Molecular tagging of Rf 4

The fertility restorer gene Rf 1 of CMS PET1was mapped to linkage group 13 of the SSR genetic map (Tang et al. 2002) by using SSR marker ORS1030 and other markers (Horn et al. 2003; Kusterer et al. 2005), and to linkage group 2 of the RFLP genetic map (Jan et al. 1998), which is cross-referenced to linkage group 13 of the SSR genetic map (Gedil et al. 2001; Yu et al. 2003). Thus, Rf 1 was assigned to linkage group 13 of the SSR genetic map. In the present studies, the Rf 4 locus was mapped to linkage group 3 of the SSR genetic map, which also cross-referenced to linkage group 11 of the RFLP genetic map (Jan et al. 1998). Therefore, the Rf 4 gene needed for fertility restoration of CMS GIG2 is the first fertility restorer gene to be identified on linkage group 3 of the SSR genetic map. It is obviously different from Rf 1 of CMS PET1 based on mapping analysis. This further explains why all the restorer lines for the CMS PET1 do not restore the pollen fertility for CMS GIG2.
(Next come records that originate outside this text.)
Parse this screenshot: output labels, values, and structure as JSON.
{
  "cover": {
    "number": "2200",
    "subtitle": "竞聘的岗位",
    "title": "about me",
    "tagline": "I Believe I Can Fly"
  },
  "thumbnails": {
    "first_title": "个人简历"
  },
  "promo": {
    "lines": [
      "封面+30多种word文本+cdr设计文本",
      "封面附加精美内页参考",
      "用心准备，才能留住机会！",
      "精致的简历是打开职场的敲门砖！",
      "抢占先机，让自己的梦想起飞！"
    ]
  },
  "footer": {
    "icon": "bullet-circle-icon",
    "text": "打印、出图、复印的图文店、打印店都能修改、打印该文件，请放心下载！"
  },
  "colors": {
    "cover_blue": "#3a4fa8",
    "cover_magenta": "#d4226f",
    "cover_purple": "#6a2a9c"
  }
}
The isolation of the Rf genes through a map-based cloning strategy has been successfully used in various plant species (Bentolila et al. 2002; Brown et al. 2003; Wang et al. 2006). Fine mapping of the target gene region and constructing a large insert DNA library are two essential steps. BAC/BIBAC libraries with 8.9 × genome coverage have recently been constructed by Feng et al. (2006). A closely linked SSR marker ORS1114 was mapped <1 cM from Rf 4 with 933 individuals. It can be expected that the use of closely linked marker ORS1114 with backcross breeding will produce near isogenic lines (NILs) of the Rf 4 gene. Further fine mapping covering the Rf 4 gene region and screening the BAC/BIBAC libraries will greatly facilitate cloning of the Rf 4 gene in the near future.